By William Schomberg
LONDON (Reuters) -The Bank of England must stick to its plan to quash the surge in inflation even if it means more pain for Britain’s economy, Deputy Governor Dave Ramsden said, adding the new government’s tax cuts could add to the inflation challenge.
Two weeks since finance minister Kwasi Kwarteng roiled markets with his plans to give a growth jolt to an economy heading for a recession, Ramsden said the BoE would not shirk its main job to tackle an inflation rate currently touching 10%.
“However difficult the consequences might be for the economy, the MPC must stay the course and set monetary policy to return inflation to achieve the 2% target,” he said in a speech to the Securities Industry Conference 2022 on Friday.
Ramsden was one of three of the Monetary Policy Committee’s nine members to vote for a three-quarters-of-a-percentage-point rate hike last month, but a majority decided to raise Bank Rate by a less dramatic 50 basis points.
Since then, investors have ramped up their expectations for how high the MPC will take borrowing costs, due largely to Kwarteng’s mini-budget.
Kwarteng was forced to drop his plan to eliminate the top rate of income tax but plans for other tax cuts remain in place.
Investors are betting on the BoE raising Bank Rate by a full percentage point to 3.25% in its next scheduled policy announcement on Nov. 3, and then to around 5.75% by next June.
Ramsden said the BoE would factor Kwarteng’s economic stimulus plan into its next economic forecasts due in November.
“Based on what we know so far, these impacts are likely to be material for the economic outlook over the next three years, which is also the horizon relevant for monetary policy,” he said.
Ramsden said the big movements in financial markets – which he said reflected UK-specific factors and not just global trends as suggested by Prime Minister Liz Truss – could have a “significant direct effect” on the BoE’s next forecasts.

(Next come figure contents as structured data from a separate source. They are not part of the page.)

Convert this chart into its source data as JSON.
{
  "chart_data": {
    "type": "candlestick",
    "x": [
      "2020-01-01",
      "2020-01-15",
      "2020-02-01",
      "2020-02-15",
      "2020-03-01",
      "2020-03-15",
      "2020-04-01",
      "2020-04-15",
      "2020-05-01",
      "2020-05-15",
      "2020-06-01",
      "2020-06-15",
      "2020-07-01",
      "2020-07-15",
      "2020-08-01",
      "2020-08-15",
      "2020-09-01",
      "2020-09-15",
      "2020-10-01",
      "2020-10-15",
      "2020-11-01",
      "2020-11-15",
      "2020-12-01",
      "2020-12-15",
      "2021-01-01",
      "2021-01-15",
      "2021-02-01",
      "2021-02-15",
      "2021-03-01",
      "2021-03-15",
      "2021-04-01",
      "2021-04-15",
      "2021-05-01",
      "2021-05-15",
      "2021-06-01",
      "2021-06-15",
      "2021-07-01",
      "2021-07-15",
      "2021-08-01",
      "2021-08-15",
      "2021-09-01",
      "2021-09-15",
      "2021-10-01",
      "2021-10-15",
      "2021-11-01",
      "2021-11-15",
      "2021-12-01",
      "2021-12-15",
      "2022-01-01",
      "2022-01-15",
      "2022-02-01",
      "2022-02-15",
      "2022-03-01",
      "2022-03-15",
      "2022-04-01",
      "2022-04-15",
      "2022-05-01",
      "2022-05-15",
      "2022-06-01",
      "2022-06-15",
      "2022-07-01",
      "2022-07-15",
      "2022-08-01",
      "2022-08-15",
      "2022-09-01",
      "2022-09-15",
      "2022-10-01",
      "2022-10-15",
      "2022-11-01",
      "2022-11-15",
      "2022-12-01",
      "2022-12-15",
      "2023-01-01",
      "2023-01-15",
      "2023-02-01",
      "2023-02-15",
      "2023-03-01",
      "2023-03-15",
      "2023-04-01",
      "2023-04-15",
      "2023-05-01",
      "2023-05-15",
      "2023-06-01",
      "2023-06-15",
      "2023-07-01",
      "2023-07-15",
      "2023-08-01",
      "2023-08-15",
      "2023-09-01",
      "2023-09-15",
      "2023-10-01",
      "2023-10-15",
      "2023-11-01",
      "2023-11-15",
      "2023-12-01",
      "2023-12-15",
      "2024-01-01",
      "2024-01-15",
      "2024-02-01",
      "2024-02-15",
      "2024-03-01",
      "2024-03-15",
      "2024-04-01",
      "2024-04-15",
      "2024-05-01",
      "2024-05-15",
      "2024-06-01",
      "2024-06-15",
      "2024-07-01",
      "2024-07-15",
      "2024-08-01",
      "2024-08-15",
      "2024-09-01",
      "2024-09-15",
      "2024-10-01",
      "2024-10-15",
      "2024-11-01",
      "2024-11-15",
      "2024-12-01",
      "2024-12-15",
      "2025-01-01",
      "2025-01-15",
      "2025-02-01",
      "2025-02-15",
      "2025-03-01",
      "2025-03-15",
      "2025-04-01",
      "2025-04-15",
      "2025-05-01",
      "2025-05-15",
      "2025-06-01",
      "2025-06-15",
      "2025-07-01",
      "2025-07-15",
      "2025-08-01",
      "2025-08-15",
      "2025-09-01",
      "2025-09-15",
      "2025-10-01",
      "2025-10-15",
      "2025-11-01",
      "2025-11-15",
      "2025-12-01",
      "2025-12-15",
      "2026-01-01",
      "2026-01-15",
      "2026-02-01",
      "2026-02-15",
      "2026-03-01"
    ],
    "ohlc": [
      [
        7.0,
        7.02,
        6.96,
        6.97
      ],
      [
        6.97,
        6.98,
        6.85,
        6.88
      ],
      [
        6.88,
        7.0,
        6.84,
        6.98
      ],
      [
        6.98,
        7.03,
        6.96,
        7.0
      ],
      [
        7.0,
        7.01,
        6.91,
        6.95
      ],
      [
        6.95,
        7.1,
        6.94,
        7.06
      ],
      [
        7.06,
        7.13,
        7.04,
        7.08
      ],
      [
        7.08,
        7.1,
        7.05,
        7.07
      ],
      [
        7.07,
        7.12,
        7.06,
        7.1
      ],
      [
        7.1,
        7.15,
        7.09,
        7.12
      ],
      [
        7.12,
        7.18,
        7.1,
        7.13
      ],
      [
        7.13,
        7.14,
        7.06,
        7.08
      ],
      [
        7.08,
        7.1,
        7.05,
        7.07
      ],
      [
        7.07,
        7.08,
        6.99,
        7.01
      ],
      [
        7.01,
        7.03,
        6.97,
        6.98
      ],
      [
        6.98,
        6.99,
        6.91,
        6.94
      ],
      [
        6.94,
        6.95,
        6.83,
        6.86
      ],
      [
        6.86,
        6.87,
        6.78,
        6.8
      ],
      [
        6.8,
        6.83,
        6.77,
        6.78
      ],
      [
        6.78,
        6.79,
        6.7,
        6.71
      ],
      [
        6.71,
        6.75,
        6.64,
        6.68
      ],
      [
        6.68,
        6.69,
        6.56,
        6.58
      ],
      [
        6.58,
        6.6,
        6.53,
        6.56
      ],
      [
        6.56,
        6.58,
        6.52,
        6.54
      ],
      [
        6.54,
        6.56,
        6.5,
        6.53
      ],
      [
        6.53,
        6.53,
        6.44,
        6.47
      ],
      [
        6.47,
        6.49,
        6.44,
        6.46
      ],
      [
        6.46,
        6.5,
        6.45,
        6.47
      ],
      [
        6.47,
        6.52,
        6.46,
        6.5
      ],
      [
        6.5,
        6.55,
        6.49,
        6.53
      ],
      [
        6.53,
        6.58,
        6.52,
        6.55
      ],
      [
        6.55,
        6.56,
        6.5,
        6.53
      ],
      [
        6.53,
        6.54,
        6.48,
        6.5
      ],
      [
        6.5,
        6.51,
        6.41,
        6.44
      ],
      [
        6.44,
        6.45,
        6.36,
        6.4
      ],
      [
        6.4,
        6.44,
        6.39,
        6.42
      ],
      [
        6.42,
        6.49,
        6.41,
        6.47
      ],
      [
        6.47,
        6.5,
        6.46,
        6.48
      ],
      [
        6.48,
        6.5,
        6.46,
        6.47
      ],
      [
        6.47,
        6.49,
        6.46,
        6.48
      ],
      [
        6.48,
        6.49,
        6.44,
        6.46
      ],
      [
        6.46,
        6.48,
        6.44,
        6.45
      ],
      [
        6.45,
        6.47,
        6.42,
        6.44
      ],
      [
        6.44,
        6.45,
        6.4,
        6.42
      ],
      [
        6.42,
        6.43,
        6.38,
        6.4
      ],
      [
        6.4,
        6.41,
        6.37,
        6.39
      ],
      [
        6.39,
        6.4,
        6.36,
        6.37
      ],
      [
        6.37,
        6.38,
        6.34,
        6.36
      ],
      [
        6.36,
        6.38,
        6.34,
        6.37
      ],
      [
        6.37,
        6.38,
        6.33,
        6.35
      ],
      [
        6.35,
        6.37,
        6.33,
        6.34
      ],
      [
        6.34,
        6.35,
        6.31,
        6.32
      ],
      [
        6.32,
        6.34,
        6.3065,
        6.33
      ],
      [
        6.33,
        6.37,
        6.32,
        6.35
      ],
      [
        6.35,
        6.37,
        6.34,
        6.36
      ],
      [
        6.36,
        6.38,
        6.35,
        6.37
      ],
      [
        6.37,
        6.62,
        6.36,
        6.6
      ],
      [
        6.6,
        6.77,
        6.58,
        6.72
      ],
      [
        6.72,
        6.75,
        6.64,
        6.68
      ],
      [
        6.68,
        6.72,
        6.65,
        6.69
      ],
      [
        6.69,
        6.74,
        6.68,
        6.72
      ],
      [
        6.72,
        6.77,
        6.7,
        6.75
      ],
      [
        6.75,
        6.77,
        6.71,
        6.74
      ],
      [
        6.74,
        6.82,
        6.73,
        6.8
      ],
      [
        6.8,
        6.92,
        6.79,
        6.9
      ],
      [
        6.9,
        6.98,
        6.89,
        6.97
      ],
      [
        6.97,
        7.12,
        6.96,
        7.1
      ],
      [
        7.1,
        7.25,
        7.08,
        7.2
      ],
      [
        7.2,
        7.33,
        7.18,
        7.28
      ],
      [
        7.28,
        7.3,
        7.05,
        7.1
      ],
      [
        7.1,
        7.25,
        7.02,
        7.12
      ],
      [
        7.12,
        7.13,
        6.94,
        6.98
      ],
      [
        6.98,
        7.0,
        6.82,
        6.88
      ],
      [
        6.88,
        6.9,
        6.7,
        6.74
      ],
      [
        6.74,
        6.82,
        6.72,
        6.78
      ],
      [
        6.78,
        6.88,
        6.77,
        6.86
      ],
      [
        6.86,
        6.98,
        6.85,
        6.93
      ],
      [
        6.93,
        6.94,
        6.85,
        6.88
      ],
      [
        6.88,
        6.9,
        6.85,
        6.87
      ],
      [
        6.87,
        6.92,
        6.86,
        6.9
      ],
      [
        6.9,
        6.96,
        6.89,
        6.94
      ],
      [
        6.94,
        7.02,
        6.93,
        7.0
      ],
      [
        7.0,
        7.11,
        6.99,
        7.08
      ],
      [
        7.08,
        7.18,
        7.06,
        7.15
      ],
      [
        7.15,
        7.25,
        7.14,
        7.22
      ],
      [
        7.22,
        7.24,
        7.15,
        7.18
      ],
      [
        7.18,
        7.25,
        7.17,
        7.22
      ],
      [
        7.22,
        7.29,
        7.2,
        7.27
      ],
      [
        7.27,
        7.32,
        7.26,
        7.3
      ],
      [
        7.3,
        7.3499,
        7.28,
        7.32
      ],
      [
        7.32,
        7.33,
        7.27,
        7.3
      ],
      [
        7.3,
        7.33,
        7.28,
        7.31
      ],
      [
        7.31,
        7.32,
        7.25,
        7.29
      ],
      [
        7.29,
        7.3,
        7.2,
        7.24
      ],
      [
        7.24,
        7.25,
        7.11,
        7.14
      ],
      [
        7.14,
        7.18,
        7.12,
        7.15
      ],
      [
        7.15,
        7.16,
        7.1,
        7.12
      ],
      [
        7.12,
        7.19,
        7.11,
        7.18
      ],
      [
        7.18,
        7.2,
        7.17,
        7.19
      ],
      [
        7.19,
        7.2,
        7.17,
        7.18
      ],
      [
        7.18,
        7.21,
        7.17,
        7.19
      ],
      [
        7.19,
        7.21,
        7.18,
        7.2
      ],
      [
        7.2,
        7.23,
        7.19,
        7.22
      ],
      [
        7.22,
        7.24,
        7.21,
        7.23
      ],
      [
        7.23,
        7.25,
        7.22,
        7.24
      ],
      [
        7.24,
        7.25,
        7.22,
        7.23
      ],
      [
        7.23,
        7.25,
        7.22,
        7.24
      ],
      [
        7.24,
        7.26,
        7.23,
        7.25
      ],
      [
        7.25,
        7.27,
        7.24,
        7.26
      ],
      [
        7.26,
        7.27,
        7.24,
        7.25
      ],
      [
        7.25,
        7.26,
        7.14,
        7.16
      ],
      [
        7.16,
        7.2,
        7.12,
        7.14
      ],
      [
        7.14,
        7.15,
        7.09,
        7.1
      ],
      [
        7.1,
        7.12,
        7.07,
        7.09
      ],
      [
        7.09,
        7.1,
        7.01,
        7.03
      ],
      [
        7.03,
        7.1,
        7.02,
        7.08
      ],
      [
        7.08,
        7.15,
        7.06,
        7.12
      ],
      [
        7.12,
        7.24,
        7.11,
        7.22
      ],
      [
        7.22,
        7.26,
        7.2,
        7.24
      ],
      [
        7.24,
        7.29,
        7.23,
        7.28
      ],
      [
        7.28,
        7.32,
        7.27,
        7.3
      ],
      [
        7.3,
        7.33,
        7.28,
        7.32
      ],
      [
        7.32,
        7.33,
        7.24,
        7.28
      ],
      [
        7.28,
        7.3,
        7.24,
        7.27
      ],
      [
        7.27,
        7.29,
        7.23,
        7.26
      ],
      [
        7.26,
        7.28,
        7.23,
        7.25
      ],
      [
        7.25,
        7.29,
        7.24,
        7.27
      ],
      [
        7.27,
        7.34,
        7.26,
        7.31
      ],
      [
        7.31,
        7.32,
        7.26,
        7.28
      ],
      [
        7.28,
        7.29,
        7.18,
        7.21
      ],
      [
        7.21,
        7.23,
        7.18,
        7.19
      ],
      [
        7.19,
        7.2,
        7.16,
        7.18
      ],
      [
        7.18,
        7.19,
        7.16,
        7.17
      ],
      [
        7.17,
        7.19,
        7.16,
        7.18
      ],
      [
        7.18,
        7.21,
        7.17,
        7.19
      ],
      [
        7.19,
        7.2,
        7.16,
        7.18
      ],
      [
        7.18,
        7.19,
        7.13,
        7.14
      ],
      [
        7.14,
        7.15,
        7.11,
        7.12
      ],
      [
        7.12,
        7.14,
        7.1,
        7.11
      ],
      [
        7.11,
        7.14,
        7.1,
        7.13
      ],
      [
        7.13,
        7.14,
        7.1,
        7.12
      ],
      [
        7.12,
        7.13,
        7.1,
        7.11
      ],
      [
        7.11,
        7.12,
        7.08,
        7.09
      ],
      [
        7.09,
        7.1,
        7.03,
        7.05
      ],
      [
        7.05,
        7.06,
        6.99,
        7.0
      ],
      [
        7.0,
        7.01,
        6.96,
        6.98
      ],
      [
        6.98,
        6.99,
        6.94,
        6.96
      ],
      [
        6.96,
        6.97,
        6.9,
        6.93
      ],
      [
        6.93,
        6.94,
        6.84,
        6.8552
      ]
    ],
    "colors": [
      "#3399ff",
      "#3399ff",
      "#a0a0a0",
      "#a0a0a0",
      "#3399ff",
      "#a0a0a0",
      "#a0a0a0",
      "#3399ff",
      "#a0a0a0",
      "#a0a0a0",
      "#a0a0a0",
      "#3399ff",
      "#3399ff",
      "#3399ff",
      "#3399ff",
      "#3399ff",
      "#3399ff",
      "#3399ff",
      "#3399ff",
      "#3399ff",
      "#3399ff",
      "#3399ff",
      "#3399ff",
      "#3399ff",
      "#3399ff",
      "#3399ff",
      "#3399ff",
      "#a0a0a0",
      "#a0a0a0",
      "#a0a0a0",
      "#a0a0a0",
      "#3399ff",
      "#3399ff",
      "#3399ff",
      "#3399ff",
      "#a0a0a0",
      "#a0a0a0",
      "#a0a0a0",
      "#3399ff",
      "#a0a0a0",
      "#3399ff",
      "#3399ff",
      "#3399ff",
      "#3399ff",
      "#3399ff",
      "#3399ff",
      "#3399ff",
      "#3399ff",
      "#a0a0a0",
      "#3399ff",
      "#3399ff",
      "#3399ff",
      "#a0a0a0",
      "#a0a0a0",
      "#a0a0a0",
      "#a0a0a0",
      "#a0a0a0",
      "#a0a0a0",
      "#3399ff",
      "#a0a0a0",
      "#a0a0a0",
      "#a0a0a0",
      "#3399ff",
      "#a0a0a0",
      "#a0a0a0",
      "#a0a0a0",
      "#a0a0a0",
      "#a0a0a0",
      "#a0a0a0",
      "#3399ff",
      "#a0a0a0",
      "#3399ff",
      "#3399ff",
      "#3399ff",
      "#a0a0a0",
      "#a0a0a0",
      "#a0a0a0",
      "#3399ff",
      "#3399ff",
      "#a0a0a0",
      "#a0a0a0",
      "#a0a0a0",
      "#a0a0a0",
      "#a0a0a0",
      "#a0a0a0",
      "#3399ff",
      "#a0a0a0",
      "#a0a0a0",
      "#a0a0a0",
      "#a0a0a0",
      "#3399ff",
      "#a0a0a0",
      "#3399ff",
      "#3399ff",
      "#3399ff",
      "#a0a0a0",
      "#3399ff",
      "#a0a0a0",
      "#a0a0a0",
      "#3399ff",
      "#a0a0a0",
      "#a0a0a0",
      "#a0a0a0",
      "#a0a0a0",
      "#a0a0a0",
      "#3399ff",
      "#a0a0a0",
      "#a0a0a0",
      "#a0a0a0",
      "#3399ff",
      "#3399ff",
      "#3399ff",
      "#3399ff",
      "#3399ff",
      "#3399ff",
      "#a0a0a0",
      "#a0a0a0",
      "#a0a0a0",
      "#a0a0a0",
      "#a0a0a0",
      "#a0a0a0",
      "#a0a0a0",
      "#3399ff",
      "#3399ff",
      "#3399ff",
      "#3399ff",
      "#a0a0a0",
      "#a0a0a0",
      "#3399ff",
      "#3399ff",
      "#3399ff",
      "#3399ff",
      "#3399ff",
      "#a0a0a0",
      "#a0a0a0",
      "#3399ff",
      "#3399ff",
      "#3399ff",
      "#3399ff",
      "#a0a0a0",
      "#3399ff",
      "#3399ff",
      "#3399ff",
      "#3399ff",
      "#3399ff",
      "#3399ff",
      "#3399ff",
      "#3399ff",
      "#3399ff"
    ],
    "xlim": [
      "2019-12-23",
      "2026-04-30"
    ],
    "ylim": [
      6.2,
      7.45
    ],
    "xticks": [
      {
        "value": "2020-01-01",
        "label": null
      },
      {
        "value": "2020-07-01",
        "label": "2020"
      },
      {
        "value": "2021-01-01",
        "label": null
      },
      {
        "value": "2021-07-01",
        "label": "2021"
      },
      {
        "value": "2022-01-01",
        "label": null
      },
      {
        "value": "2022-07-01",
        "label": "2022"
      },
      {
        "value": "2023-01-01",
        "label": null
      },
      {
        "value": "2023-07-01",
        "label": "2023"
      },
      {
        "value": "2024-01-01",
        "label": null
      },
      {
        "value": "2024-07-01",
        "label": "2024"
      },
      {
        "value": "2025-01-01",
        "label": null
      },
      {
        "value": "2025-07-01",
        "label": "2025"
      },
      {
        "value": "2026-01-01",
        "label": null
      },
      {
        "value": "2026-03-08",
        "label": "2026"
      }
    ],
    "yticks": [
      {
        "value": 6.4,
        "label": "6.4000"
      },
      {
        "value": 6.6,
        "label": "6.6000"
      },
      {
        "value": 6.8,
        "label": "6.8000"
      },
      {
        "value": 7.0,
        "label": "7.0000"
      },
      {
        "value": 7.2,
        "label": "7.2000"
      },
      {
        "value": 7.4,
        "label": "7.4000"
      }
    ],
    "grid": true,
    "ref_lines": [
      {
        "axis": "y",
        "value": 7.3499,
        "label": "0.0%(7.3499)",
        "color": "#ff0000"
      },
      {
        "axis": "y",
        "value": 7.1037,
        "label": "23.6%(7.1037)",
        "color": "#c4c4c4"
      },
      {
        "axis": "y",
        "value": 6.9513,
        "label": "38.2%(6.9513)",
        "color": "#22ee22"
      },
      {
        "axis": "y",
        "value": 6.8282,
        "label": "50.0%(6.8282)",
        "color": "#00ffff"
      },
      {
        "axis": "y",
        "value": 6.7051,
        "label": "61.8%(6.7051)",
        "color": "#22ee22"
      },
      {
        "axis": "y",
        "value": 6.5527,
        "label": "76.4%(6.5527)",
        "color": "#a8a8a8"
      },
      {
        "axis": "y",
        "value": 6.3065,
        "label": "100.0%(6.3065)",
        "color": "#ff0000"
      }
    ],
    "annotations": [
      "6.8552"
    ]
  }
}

“One key consideration for the MPC at its upcoming meetings will be whether the recent repricing of UK assets reflects a changed assessment by markets of the UK macroeconomic policy mix between fiscal and monetary policy,” he said.
The International Monetary Fund has warned Britain to ensure its fiscal and monetary policies do not work at cross-purposes.
Ramsden said the BoE’s decision to launch a temporary bond-buying programme to stabilise the government bond market after Kwarteng’s “mini-budget” was “an operation designed to buy time – I won’t say any more about it here.”
That programme is due to end on Oct. 14.